Officials of the National Drug Law Enforcement Agency (NDLEA) and its South African counterpart in the Directorate of Priority Crime Investigation, popularly known as HAWKS, have held a two-day meeting to forge stronger operational ties to combat drug syndicates operating between the two countries.
NDLEA’s Director of Media and Advocacy, Mr. Femi Babafemi disclosed this in a statement on Tuesday.
TheFact Daily reports that the United Nations Office on Drugs and Crime (UNODC) in its World Drug Report in 2021, disclosed that a Nigerian drug syndicate that supplies a potent central nervous system stimulant, methamphetamine, also known as ‘mkpuru mmiri’, to South Africa, had set up two major transnational supply routes from Nigeria and Afghanistan through which the deadly narcotic is trafficked to Western Cape Province, South Africa.
Speaking during the start of the meeting at the NDLEA headquarters in Abuja on Monday, 24 July, Chairman/Chief Executive Officer, Brig. Gen. Mohammed Buba Marwa (Retd), said the deliberation will bridge the gap and rekindle drug war efforts by deepening collaboration in line with the principle of common and shared responsibility in tackling the global drug problem.
Marwa, who was represented by the Agency’s Secretary, Mr. Shadrach Haruna, expressed optimism about the emergence of a collaborative Memorandum of Understanding (MoU) to combat drug trafficking and related crimes between the NDLEA and HAWKS as one of the expected outcomes of the meeting, which he said would provide a framework for enhanced information exchange and Joint Operations/Joint Airport Interdiction, “all promising dividends that will benefit our two organizations and countries greatly.
The NDLEA boss emphasized the increasing sophistication of drug trafficking cartels, particularly the proliferation of methamphetamine laboratories and the emergence of Fentanyl production facilities which pose grave threats to the safety and well-being of citizens in both countries, which he said demands swift action through the seamless exchange of intelligence and technical expertise.

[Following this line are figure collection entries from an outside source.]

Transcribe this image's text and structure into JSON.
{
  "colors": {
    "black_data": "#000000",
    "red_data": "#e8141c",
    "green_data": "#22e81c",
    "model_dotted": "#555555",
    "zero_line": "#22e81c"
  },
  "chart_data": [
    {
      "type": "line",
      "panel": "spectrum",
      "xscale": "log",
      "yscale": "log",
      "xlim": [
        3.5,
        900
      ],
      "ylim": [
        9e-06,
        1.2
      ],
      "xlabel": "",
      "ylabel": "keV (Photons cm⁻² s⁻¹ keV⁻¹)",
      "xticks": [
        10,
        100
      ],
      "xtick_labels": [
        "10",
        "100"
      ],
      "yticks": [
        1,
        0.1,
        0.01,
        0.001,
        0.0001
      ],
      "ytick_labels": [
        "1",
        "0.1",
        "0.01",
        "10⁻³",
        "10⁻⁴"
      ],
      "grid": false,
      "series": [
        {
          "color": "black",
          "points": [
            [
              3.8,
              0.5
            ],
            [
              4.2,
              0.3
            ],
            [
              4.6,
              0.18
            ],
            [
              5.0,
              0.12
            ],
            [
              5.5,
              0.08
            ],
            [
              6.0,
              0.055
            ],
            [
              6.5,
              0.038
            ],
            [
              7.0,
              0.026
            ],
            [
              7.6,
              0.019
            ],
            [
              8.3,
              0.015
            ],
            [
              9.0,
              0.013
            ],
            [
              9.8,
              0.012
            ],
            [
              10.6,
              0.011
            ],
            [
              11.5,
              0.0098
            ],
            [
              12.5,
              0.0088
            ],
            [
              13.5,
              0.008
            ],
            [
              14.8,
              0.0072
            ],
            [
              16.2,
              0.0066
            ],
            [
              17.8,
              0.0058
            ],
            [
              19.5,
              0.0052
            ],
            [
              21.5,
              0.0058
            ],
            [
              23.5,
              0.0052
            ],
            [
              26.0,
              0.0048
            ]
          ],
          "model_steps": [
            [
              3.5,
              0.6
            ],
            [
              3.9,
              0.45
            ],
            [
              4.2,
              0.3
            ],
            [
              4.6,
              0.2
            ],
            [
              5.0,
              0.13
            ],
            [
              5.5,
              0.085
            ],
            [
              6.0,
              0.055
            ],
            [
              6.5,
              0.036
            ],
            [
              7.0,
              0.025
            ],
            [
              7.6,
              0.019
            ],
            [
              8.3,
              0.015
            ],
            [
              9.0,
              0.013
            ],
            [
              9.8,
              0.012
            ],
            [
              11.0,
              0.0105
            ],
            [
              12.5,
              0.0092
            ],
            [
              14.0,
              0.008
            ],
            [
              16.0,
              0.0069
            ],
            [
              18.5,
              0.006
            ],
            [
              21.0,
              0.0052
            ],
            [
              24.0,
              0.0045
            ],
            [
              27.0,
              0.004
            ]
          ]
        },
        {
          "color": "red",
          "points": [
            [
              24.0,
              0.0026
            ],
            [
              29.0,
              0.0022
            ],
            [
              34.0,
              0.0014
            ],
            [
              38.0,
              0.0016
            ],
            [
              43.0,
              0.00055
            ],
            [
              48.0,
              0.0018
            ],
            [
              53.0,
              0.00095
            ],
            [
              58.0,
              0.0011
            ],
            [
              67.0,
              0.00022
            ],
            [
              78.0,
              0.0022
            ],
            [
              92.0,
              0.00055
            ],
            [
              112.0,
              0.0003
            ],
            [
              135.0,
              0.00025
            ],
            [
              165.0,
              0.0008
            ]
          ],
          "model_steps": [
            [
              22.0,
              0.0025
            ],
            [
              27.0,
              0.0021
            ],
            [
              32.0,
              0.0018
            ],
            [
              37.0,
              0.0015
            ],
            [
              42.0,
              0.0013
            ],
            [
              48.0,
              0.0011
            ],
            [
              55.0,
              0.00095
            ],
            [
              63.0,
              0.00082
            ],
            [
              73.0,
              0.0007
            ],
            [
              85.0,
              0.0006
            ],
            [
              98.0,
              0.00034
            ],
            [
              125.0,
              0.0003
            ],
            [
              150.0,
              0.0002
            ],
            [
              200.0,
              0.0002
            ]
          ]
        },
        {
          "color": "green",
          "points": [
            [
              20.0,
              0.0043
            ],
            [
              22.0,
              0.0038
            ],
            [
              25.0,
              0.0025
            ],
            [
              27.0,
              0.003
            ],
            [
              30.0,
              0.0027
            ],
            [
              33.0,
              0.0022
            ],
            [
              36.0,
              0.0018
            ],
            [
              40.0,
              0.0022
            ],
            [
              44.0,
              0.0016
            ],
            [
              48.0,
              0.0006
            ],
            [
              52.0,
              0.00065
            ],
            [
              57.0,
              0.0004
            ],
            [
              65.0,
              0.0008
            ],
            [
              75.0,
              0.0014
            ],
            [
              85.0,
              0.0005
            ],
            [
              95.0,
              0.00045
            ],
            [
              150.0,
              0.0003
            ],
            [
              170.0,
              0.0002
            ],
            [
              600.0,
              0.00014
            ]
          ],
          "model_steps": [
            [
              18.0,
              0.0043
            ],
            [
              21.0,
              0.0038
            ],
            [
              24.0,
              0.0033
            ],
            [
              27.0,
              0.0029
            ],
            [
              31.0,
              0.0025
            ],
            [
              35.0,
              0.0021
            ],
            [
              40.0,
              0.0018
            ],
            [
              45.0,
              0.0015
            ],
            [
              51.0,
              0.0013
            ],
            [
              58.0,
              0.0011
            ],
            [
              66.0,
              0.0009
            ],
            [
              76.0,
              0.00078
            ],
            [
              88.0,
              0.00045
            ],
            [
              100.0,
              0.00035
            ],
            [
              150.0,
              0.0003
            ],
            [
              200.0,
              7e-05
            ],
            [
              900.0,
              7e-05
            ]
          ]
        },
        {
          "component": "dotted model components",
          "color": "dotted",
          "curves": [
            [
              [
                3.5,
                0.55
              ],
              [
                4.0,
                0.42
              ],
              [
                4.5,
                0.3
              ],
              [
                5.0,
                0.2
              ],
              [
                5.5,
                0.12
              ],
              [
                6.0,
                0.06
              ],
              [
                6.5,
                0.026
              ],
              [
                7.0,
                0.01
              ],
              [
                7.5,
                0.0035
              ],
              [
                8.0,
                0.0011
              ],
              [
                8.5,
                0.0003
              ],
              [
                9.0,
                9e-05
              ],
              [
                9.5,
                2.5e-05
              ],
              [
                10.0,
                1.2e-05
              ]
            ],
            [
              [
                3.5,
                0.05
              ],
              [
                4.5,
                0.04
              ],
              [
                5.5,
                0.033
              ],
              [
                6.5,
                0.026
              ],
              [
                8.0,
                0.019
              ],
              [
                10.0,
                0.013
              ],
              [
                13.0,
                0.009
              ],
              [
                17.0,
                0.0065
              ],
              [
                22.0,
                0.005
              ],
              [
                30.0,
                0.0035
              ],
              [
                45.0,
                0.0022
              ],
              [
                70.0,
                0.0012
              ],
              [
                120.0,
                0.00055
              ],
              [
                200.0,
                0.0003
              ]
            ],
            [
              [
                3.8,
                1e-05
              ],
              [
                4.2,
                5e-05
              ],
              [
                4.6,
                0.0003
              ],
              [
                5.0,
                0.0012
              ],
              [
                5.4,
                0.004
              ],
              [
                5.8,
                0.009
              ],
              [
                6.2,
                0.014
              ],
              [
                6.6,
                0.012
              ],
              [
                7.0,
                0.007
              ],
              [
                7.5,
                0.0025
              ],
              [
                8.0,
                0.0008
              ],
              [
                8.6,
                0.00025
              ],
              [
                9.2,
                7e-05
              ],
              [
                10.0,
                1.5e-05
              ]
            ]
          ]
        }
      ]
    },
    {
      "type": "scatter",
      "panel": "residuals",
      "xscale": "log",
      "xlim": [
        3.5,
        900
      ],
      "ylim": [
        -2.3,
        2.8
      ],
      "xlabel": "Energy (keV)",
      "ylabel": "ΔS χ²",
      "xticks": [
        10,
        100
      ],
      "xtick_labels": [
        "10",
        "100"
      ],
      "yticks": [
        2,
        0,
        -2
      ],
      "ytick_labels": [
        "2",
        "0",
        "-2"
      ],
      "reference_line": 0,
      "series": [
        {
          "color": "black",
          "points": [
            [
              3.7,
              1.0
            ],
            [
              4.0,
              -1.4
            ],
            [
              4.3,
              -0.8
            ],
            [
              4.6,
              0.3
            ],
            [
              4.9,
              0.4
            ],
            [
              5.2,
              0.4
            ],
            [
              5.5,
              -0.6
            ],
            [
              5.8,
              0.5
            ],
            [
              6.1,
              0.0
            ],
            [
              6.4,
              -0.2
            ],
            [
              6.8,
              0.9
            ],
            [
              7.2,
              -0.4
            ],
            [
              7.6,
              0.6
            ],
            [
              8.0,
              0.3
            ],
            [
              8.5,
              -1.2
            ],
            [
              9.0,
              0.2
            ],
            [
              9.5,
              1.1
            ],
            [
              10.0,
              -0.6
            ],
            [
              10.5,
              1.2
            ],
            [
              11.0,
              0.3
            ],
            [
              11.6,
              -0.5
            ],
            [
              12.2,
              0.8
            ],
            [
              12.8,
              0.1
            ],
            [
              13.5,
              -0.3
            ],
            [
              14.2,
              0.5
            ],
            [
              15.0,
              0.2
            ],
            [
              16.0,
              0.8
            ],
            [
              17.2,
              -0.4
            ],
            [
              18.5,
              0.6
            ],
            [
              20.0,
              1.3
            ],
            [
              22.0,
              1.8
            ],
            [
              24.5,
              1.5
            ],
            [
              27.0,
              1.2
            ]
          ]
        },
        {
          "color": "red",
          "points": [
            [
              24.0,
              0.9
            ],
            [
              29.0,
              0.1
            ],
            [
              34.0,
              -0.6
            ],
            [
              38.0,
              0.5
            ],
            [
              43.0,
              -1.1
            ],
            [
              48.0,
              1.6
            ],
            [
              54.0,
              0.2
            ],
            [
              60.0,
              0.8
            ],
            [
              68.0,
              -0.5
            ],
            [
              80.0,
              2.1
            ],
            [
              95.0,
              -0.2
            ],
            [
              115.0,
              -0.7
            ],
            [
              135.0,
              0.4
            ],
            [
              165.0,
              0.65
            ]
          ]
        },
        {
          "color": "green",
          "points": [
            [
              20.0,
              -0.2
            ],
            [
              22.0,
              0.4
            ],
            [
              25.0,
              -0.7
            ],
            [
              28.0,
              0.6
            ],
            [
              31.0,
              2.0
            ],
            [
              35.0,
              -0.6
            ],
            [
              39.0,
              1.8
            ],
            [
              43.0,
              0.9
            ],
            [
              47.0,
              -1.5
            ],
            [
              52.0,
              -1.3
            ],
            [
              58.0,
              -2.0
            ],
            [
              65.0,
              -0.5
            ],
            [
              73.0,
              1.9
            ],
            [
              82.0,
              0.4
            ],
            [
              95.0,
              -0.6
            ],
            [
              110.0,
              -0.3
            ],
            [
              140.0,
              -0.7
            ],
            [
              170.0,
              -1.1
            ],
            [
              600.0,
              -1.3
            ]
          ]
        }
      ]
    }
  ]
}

Intelligence sharing, he opined, will not only halt the spread of the production of illicit and deadly drugs but will also prevent locally produced ones from being smuggled between both countries.
In his remarks, Lt. Gen. Senaba Mosipi, leader of the South African delegation, stressed that the collaboration between the two countries was necessary in view of criminals operating in the drug trade, who recognise neither borders nor geographical boundaries.
He added that to combat their criminality, proactive measures with the arm of the law are imperative.
The partnership between the two countries’ anti-narcotics agencies was first forged in April 2022, during which, Gen. Marwa had called for an operational MoU that will allow both agencies to share intelligence in real-time, engage in joint operations, especially in the area of controlled delivery, joint training and personnel exchange programmes among others.